EIA Releases Its November Short-Term Energy Outlook: According to the Energy Information Administration's (EIA) latest Short Term Energy Outlook (STEO), released on November 7, 2006, natural gas spot prices at the Henry Hub are expected to average about $7.06 per thousand cubic feet (Mcf) in 2006 and then increase to $7.79 per Mcf in 2007. Owing to higher levels of natural gas in storage compared with the 5-year average and forecasts of warmer-than-normal weather, the average monthly Henry Hub spot price is expected to remain below $9 per Mcf throughout this heating season, although daily prices may exceed that level at times.Natural gas spot prices fell in September because of moderate temperatures and high inventories in underground storage. Since then prices have risen, as cooler temperatures resulted in the onset of heating demand.Total U.S. natural gas consumption in 2006 is expected to remain largely unchanged from the 2005 levels, but then increase by 1.3 percent in 2007. This winter is expected to be colder than last winter, which will result in higher residential and commercial demand for the season. Similarly, the 2007 summer is projected to be cooler than normal; however, this would result in lower natural gas demand for electricity generation. As of October 27, the level of working gas in storage was 3,452 Bcf, which was 288 Bcf above the levels last year during the same time and 276 Bcf more than the 5-year average. Domestic dry natural gas production in 2006 is expected to increase by 1.3 percent in 2006 and 0.4 percent in 2007.

 Natural Gas Transportation Update:

  • On Saturday, November 4, and again on Thursday, November 9, Pacific Gas & Electric Company (PG&E) declared an operational flow order (OFO). PG&E placed a stage 2 high-inventory OFO in effect, assessing charges of $1 per decatherm (Dth) for exceeding a 5-percent tolerance on positive daily imbalances.

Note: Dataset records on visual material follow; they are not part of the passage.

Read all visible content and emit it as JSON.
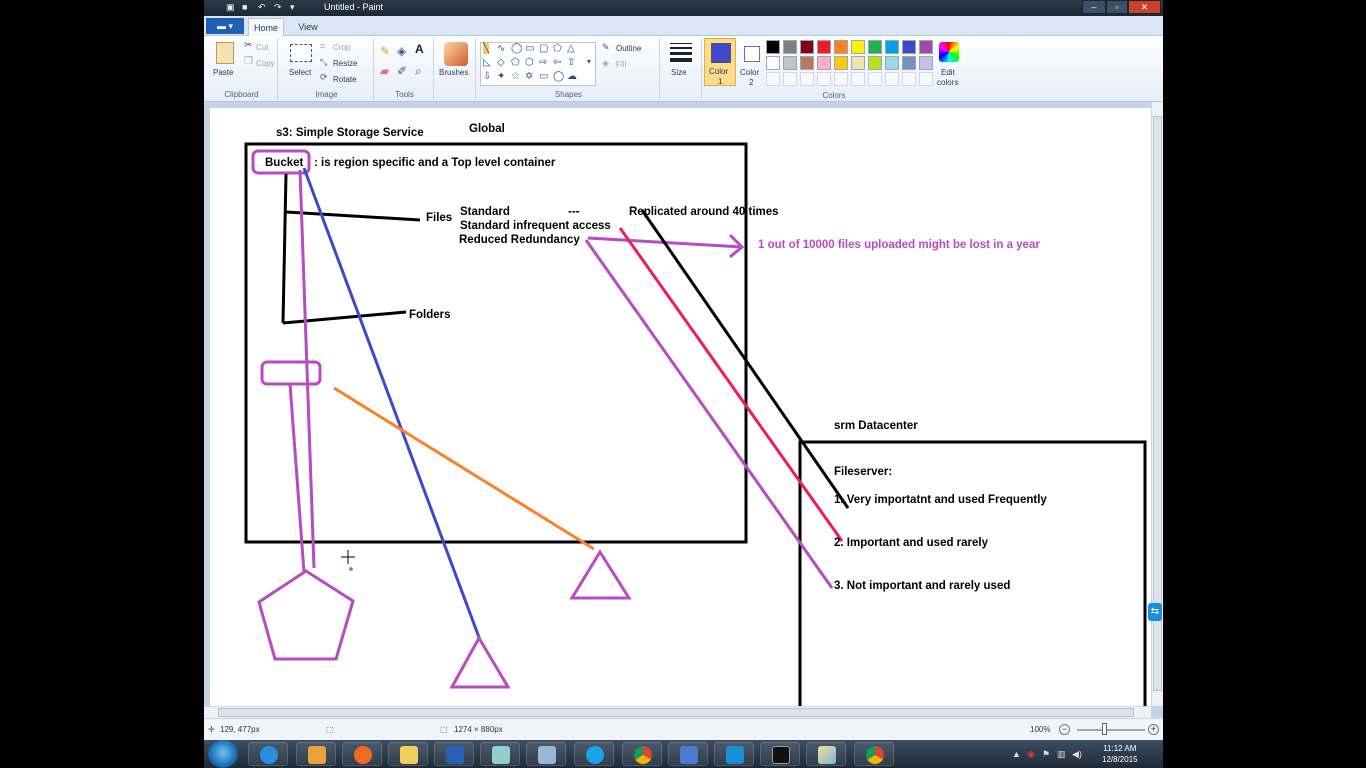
{
  "window": {
    "title": "Untitled - Paint",
    "file_tab": "▾",
    "tabs": [
      "Home",
      "View"
    ]
  },
  "ribbon": {
    "clipboard": {
      "paste": "Paste",
      "cut": "Cut",
      "copy": "Copy",
      "label": "Clipboard"
    },
    "image": {
      "select": "Select",
      "crop": "Crop",
      "resize": "Resize",
      "rotate": "Rotate",
      "label": "Image"
    },
    "tools": {
      "label": "Tools"
    },
    "brushes": {
      "label": "Brushes"
    },
    "shapes": {
      "outline": "Outline",
      "fill": "Fill",
      "label": "Shapes"
    },
    "size": {
      "label": "Size"
    },
    "color1": {
      "line1": "Color",
      "line2": "1",
      "value": "#3f48cc"
    },
    "color2": {
      "line1": "Color",
      "line2": "2",
      "value": "#ffffff"
    },
    "edit_colors": {
      "line1": "Edit",
      "line2": "colors"
    },
    "colors_label": "Colors",
    "palette_row1": [
      "#000000",
      "#7f7f7f",
      "#880015",
      "#ed1c24",
      "#ff7f27",
      "#fff200",
      "#22b14c",
      "#00a2e8",
      "#3f48cc",
      "#a349a4"
    ],
    "palette_row2": [
      "#ffffff",
      "#c3c3c3",
      "#b97a57",
      "#ffaec9",
      "#ffc90e",
      "#efe4b0",
      "#b5e61d",
      "#99d9ea",
      "#7092be",
      "#c8bfe7"
    ]
  },
  "canvas": {
    "title_s3": "s3: Simple Storage Service",
    "global": "Global",
    "bucket": "Bucket",
    "bucket_desc": ": is region specific and a Top level container",
    "files": "Files",
    "standard": "Standard",
    "dash": "---",
    "replicated": "Replicated around 40 times",
    "standard_ia": "Standard infrequent access",
    "reduced": "Reduced Redundancy",
    "lost_note": "1 out of 10000 files uploaded might be lost in a year",
    "folders": "Folders",
    "srm": "srm Datacenter",
    "fileserver": "Fileserver:",
    "item1": "1. Very importatnt  and used Frequently",
    "item2": "2. Important and used rarely",
    "item3": "3. Not important and rarely used"
  },
  "status": {
    "cursor_pos": "129, 477px",
    "image_size": "1274 × 880px",
    "zoom": "100%"
  },
  "taskbar": {
    "time": "11:12 AM",
    "date": "12/8/2015"
  }
}
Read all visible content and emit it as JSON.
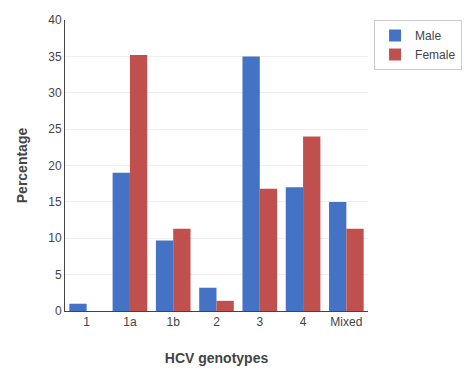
{
  "chart_data": {
    "type": "bar",
    "categories": [
      "1",
      "1a",
      "1b",
      "2",
      "3",
      "4",
      "Mixed"
    ],
    "series": [
      {
        "name": "Male",
        "color": "#4472C4",
        "values": [
          1,
          19,
          9.7,
          3.2,
          35,
          17,
          15
        ]
      },
      {
        "name": "Female",
        "color": "#C0504D",
        "values": [
          0,
          35.2,
          11.3,
          1.4,
          16.8,
          24,
          11.3
        ]
      }
    ],
    "xlabel": "HCV genotypes",
    "ylabel": "Percentage",
    "ylim": [
      0,
      40
    ],
    "yticks": [
      0,
      5,
      10,
      15,
      20,
      25,
      30,
      35,
      40
    ],
    "grid": true,
    "legend": "right"
  }
}
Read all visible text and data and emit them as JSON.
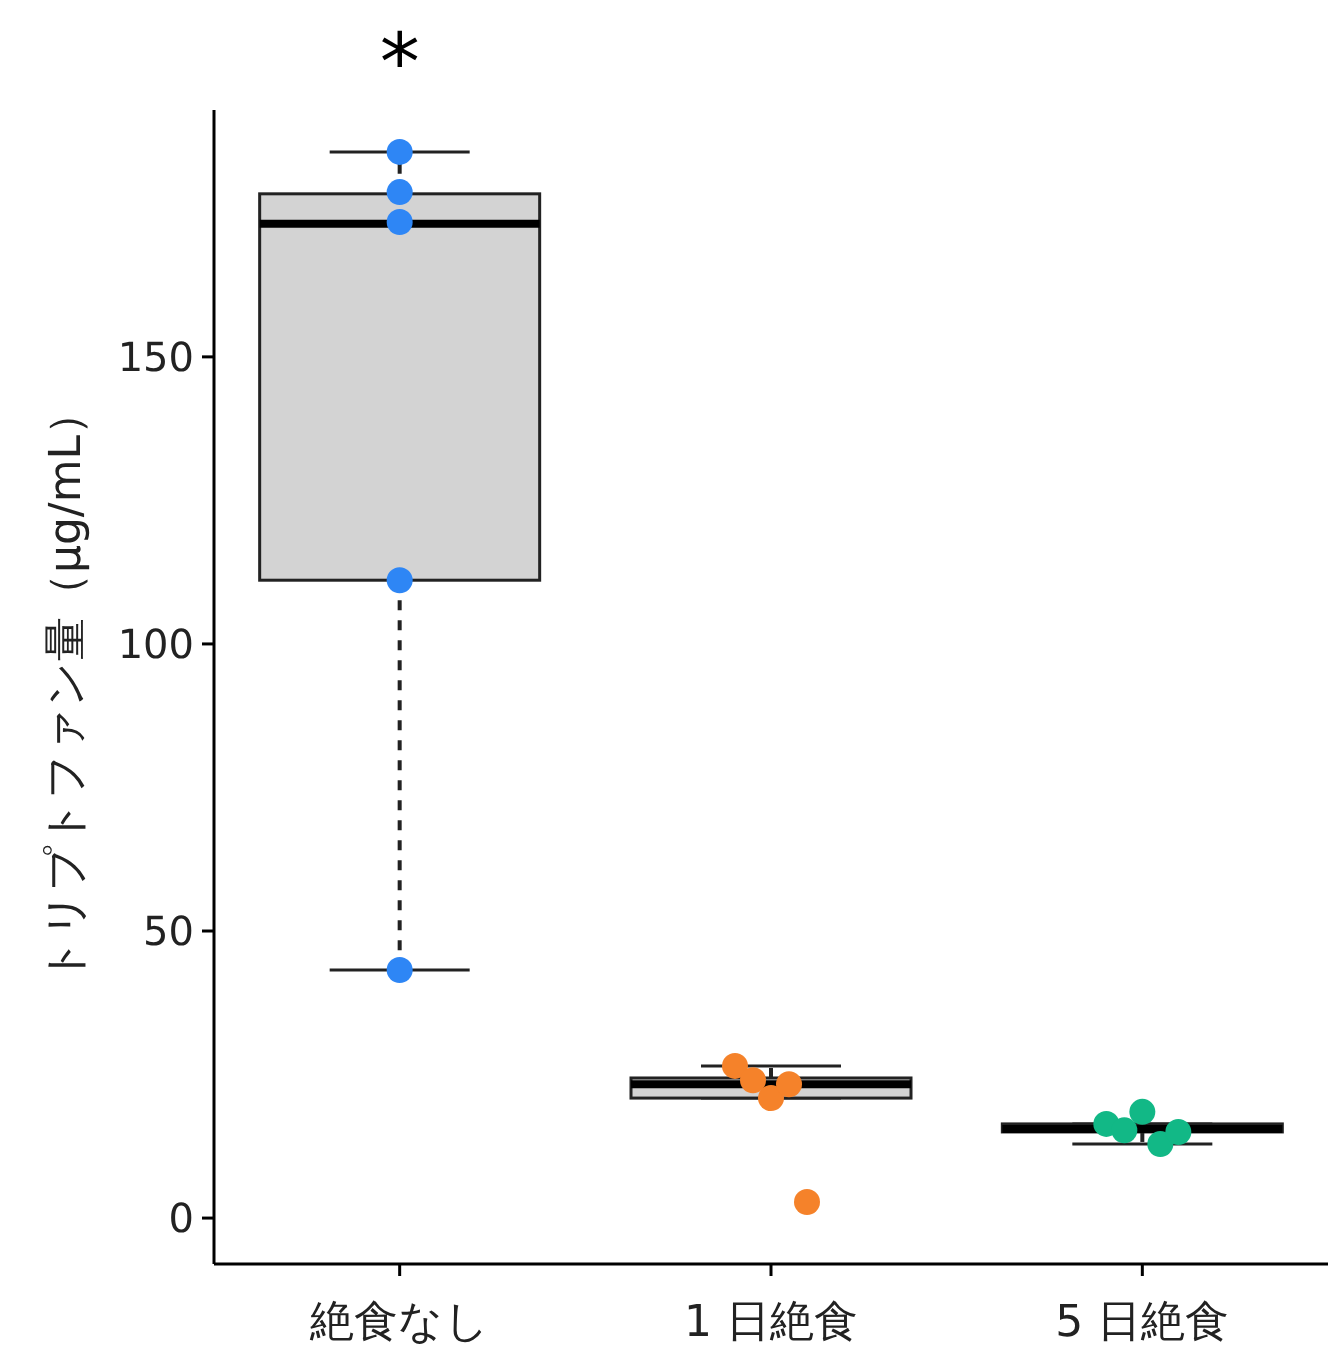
{
  "chart_data": {
    "type": "box",
    "ylabel": "トリプトファン量（μg/mL）",
    "categories": [
      "絶食なし",
      "1 日絶食",
      "5 日絶食"
    ],
    "color": "#d3d3d3",
    "line_style": "dashed",
    "grid": false,
    "boxes": [
      {
        "low": 43.2,
        "q1": 111.1,
        "median": 173.2,
        "q3": 178.4,
        "high": 185.7
      },
      {
        "low": 20.9,
        "q1": 20.9,
        "median": 23.3,
        "q3": 24.4,
        "high": 26.5
      },
      {
        "low": 12.9,
        "q1": 15.0,
        "median": 15.5,
        "q3": 16.4,
        "high": 16.4
      }
    ],
    "series": [
      {
        "type": "scatter",
        "color": "#2e86f5",
        "x": [
          "絶食なし",
          "絶食なし",
          "絶食なし",
          "絶食なし",
          "絶食なし"
        ],
        "values": [
          185.7,
          178.7,
          173.5,
          111.1,
          43.2
        ]
      },
      {
        "type": "scatter",
        "color": "#f5822a",
        "x": [
          "1 日絶食",
          "1 日絶食",
          "1 日絶食",
          "1 日絶食",
          "1 日絶食"
        ],
        "values": [
          26.5,
          24.0,
          20.9,
          23.3,
          2.8
        ]
      },
      {
        "type": "scatter",
        "color": "#12b886",
        "x": [
          "5 日絶食",
          "5 日絶食",
          "5 日絶食",
          "5 日絶食",
          "5 日絶食"
        ],
        "values": [
          16.4,
          15.3,
          18.5,
          12.9,
          15.0
        ]
      }
    ],
    "ylim": [
      -8,
      193
    ],
    "yticks": [
      0,
      50,
      100,
      150
    ],
    "annotations": [
      "*"
    ]
  }
}
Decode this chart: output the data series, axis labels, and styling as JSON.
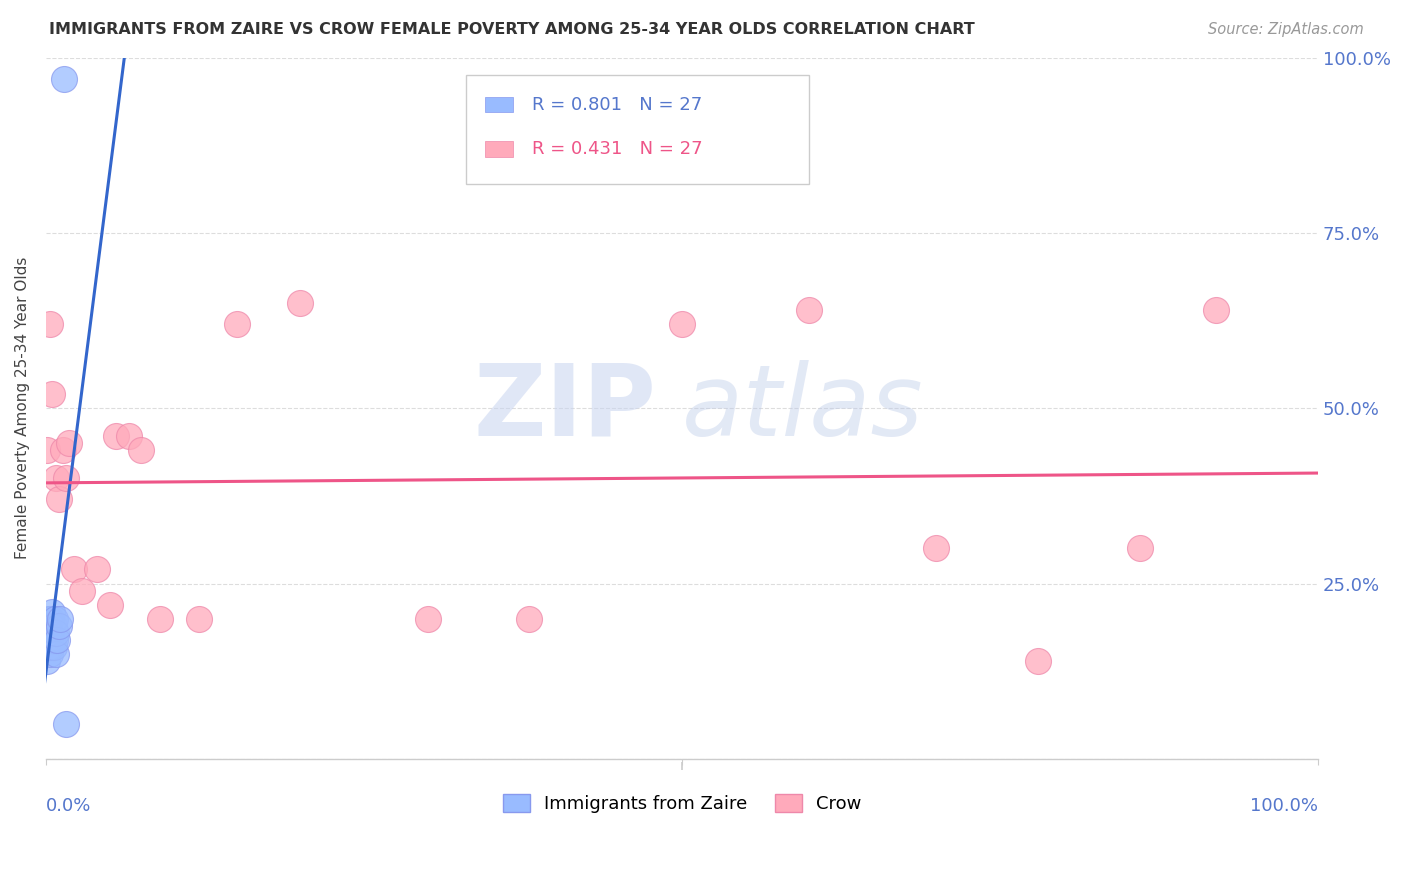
{
  "title": "IMMIGRANTS FROM ZAIRE VS CROW FEMALE POVERTY AMONG 25-34 YEAR OLDS CORRELATION CHART",
  "source": "Source: ZipAtlas.com",
  "ylabel": "Female Poverty Among 25-34 Year Olds",
  "yticks": [
    0.0,
    0.25,
    0.5,
    0.75,
    1.0
  ],
  "ytick_labels": [
    "",
    "25.0%",
    "50.0%",
    "75.0%",
    "100.0%"
  ],
  "blue_scatter_x": [
    0.001,
    0.001,
    0.001,
    0.002,
    0.002,
    0.002,
    0.003,
    0.003,
    0.003,
    0.003,
    0.004,
    0.004,
    0.004,
    0.005,
    0.005,
    0.005,
    0.006,
    0.006,
    0.007,
    0.007,
    0.008,
    0.008,
    0.009,
    0.01,
    0.011,
    0.014,
    0.016
  ],
  "blue_scatter_y": [
    0.14,
    0.17,
    0.19,
    0.16,
    0.18,
    0.2,
    0.15,
    0.17,
    0.18,
    0.2,
    0.16,
    0.18,
    0.2,
    0.17,
    0.19,
    0.21,
    0.16,
    0.19,
    0.17,
    0.2,
    0.15,
    0.18,
    0.17,
    0.19,
    0.2,
    0.97,
    0.05
  ],
  "pink_scatter_x": [
    0.001,
    0.003,
    0.005,
    0.008,
    0.01,
    0.013,
    0.016,
    0.018,
    0.022,
    0.028,
    0.04,
    0.05,
    0.055,
    0.065,
    0.075,
    0.09,
    0.12,
    0.15,
    0.2,
    0.3,
    0.38,
    0.5,
    0.6,
    0.7,
    0.78,
    0.86,
    0.92
  ],
  "pink_scatter_y": [
    0.44,
    0.62,
    0.52,
    0.4,
    0.37,
    0.44,
    0.4,
    0.45,
    0.27,
    0.24,
    0.27,
    0.22,
    0.46,
    0.46,
    0.44,
    0.2,
    0.2,
    0.62,
    0.65,
    0.2,
    0.2,
    0.62,
    0.64,
    0.3,
    0.14,
    0.3,
    0.64
  ],
  "blue_line_color": "#3366cc",
  "pink_line_color": "#ee5588",
  "blue_dot_color": "#99bbff",
  "pink_dot_color": "#ffaabb",
  "bg_color": "#ffffff",
  "grid_color": "#dddddd",
  "axis_color": "#cccccc",
  "label_color": "#5577cc",
  "title_color": "#333333",
  "source_color": "#999999",
  "legend_r1": "R = 0.801   N = 27",
  "legend_r2": "R = 0.431   N = 27",
  "legend_label1": "Immigrants from Zaire",
  "legend_label2": "Crow"
}
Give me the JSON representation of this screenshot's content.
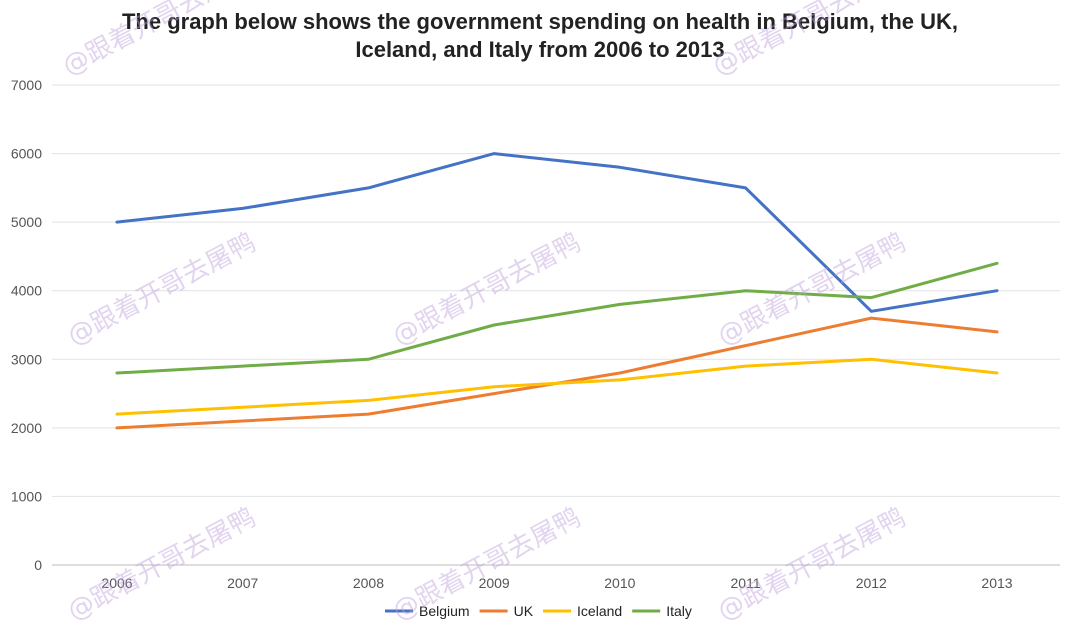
{
  "title": {
    "line1": "The  graph below shows the government spending on health in Belgium, the UK,",
    "line2": "Iceland, and Italy from 2006 to 2013"
  },
  "watermark": "@跟着开哥去屠鸭",
  "chart_data": {
    "type": "line",
    "title": "The  graph below shows the government spending on health in Belgium, the UK, Iceland, and Italy from 2006 to 2013",
    "categories": [
      "2006",
      "2007",
      "2008",
      "2009",
      "2010",
      "2011",
      "2012",
      "2013"
    ],
    "ylim": [
      0,
      7000
    ],
    "yticks": [
      0,
      1000,
      2000,
      3000,
      4000,
      5000,
      6000,
      7000
    ],
    "grid": true,
    "legend": "bottom-center",
    "series": [
      {
        "name": "Belgium",
        "color": "#4472C4",
        "values": [
          5000,
          5200,
          5500,
          6000,
          5800,
          5500,
          3700,
          4000
        ]
      },
      {
        "name": "UK",
        "color": "#ED7D31",
        "values": [
          2000,
          2100,
          2200,
          2500,
          2800,
          3200,
          3600,
          3400
        ]
      },
      {
        "name": "Iceland",
        "color": "#FFC000",
        "values": [
          2200,
          2300,
          2400,
          2600,
          2700,
          2900,
          3000,
          2800
        ]
      },
      {
        "name": "Italy",
        "color": "#70AD47",
        "values": [
          2800,
          2900,
          3000,
          3500,
          3800,
          4000,
          3900,
          4400
        ]
      }
    ]
  }
}
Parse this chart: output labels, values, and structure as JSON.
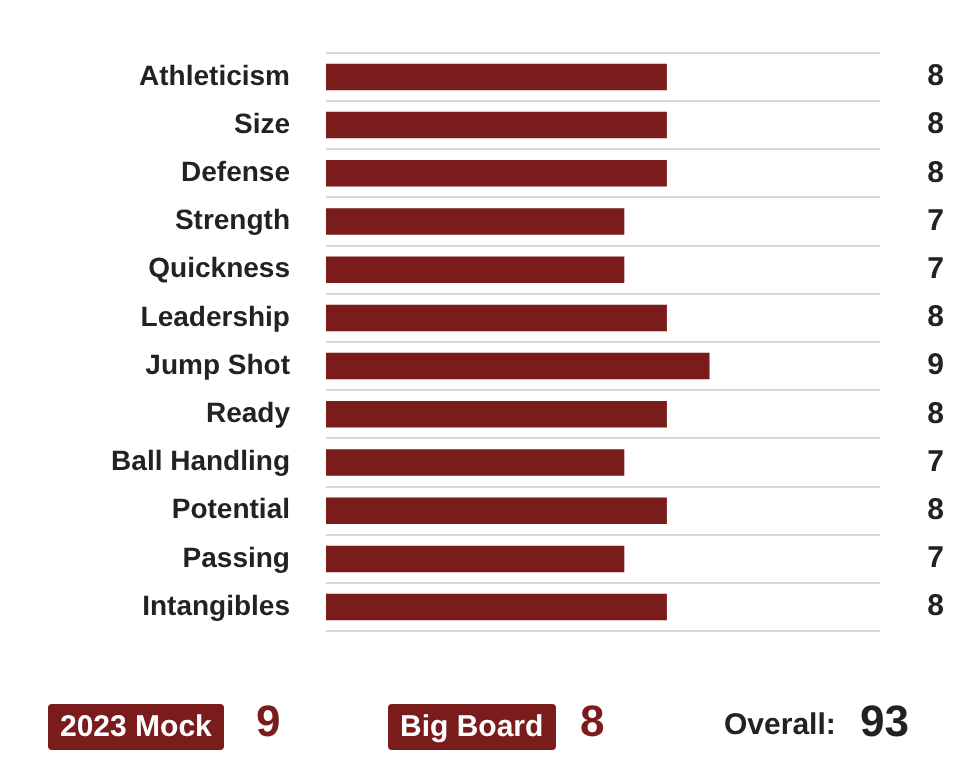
{
  "chart_data": {
    "type": "bar",
    "orientation": "horizontal",
    "categories": [
      "Athleticism",
      "Size",
      "Defense",
      "Strength",
      "Quickness",
      "Leadership",
      "Jump Shot",
      "Ready",
      "Ball Handling",
      "Potential",
      "Passing",
      "Intangibles"
    ],
    "values": [
      8,
      8,
      8,
      7,
      7,
      8,
      9,
      8,
      7,
      8,
      7,
      8
    ],
    "color": "#7a1c1c",
    "xlim": [
      0,
      13
    ],
    "tick_labels": "y",
    "grid": "y",
    "data_labels": true,
    "legend": false,
    "annotations": [
      "2023 Mock",
      "9",
      "Big Board",
      "8",
      "Overall:",
      "93"
    ]
  }
}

  • On November 7, Northwest Pipeline Corporation issued an OFO warning to all shippers.The pipeline further noted that as long as the Jackson Prairie storage balance exceeds 1.2 million Dth, Northwest will use its storage flexibility to offset any existing OFOs. Storage at the Jackson Prairie facility has been reduced below Northwest's threshold for offsetting OFO's, mostly because of customer drafting and over-scheduling at the Kemmerer compressor station.Northwest requested that customers realign supplies from domestic supply points to Canadian supply points in order to create some operational flexibility entering the upcoming winter. If nominations through Kemmerer continue to exceed capacity, Northwest will be required to take action. Further, on November 8, Northwest cut all alternate capacity through its Roosevelt compressor station in an attempt to reduce linepack at its Kemmerer compressor station. Northwest will begin scheduling alternate capacity as soon as operational conditions permit. Furthermore, alternate gas will be reduced in order to remediate the over-scheduling at the Kemmerer station.
  • On November 8, 2006, ANR Pipeline Company announced a capacity reduction owing to emergent engine repairs at the St. John and Bridgman compressor stations, located along the Michigan Leg South in the Northern Fuel Segment.ANR is currently working on the repairs at both compressor stations and will reduce the total capacity by 150 MMcf/d at the St. John station from west to east, leaving 1,155 MMcf/d available. During the period November 8 through 10, based on current nominations along the Michigan leg, it is likely that the reductions will result in the curtailment of firm secondary and interruptible transportation nominations.